VICTOR HUGHES is one of the representative farmers of Cherokee County, and his farm of 200 acres, located in Pleasant View township, in sections 2, 3 and 4, township 32, range 25, is one of the best in the county. He is a native of Michigan, where he was born in 1847, and is a son of John and Emily (Hurlbert) Hughes and a grandson of John Hughes.

John Hughes, the grandfather, was born in Scotland. He chose the life of a sailor, and spent his early manhood on the seas. Later in life he turned his attention to farming, and his last years were passed in that pursuit in the western part of the State of New York. Among the family born to him was John, Victor's father, who grew to manhood and married Emily Hurlbert, also of New York. He was a painter by trade, and continued to follow that occupation during his residence in New York. Then he moved to Illinois and was engaged in farming until his death, at the age of 52 years. His wife survived him a long time, dying in her 77th year. He was a Democrat, but took little part in politics. Four of the five children born to this couple are still living, namely: Mary, Victor, Annette and Willis.
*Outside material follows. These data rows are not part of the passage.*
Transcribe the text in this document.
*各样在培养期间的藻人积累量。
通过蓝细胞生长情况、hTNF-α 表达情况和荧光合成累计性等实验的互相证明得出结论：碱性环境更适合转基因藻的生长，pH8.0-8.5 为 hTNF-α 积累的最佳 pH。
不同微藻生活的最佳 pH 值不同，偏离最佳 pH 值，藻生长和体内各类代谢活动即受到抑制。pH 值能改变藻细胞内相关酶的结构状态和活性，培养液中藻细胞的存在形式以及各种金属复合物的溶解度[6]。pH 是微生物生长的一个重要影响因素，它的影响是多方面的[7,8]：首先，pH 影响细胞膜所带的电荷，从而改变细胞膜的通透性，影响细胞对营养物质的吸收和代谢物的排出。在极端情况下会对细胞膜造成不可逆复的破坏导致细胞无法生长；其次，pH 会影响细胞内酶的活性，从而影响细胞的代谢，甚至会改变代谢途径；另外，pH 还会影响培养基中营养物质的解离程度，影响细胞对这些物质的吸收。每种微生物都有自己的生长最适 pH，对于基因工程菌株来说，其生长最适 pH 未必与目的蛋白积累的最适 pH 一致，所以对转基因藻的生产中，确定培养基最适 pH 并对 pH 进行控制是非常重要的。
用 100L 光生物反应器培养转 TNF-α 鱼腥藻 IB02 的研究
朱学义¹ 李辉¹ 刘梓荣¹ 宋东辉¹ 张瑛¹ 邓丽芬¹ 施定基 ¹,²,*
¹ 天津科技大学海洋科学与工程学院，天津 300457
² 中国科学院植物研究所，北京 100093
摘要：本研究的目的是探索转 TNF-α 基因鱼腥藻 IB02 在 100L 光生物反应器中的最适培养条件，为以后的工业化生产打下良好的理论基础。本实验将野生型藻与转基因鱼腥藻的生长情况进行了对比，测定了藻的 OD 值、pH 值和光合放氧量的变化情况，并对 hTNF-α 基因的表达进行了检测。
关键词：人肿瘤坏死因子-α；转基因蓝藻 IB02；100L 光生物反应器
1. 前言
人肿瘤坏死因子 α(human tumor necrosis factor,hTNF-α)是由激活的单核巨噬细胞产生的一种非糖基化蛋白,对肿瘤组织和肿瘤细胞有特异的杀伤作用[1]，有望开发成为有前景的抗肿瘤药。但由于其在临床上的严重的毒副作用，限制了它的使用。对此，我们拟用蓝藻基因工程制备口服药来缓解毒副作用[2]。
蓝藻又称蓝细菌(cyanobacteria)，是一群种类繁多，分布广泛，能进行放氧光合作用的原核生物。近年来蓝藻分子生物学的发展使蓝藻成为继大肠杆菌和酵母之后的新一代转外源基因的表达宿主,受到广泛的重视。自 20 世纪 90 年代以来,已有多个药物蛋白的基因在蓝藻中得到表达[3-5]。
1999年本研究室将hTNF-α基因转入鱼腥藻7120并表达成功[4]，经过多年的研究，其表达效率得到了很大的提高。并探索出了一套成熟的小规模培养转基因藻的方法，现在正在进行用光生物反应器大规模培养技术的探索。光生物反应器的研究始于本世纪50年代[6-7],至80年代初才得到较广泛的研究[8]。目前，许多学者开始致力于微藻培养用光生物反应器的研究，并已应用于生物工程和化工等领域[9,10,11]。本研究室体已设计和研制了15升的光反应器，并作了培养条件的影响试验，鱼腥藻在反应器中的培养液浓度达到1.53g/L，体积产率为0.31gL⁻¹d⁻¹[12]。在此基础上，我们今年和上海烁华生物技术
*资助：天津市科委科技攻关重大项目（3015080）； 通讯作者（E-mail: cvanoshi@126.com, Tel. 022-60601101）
Victor Hughes was a lad of nine years when his parents moved to Tazewell County, Illinois, and settled on a farm. Being the eldest son, he assisted his father and in time became one of the most practical farmers of his locality. Seeing the opportunities offering in the West to an enterprising man who would take advantage of them, he move to Cherokee County, Kansas, in 1878 and settled on 80 acres of land in Pleasant View township, in section 3, township 32, range 25. He has found that the State fully justifies his estimate of it, and the same industry which made him prominent in his old home has been rewarded here by abundant harvests. These have enabled him to add to his first purchase,—first 80 acres in section 2 and later, 40 acres in section 4. This land he farms, finding keen enjoyment in his well kept fields and growing crops.

In 1877, Mr. Hughes was married to Sarah Covey, a native of Missouri, and a daughter of John and Susan (Pettee) Covey. Her father went to California, where he died, and her mother passed away in the old home in Missouri. Mr. and Mrs. Hughes are the parents of seven children, six of whom are living, namely: Emma, who married Ralph Burr, and has two children,—Rose and Ruth; Bertha, who married Al. Thomas; Maggie; Mary; Charles and Flora.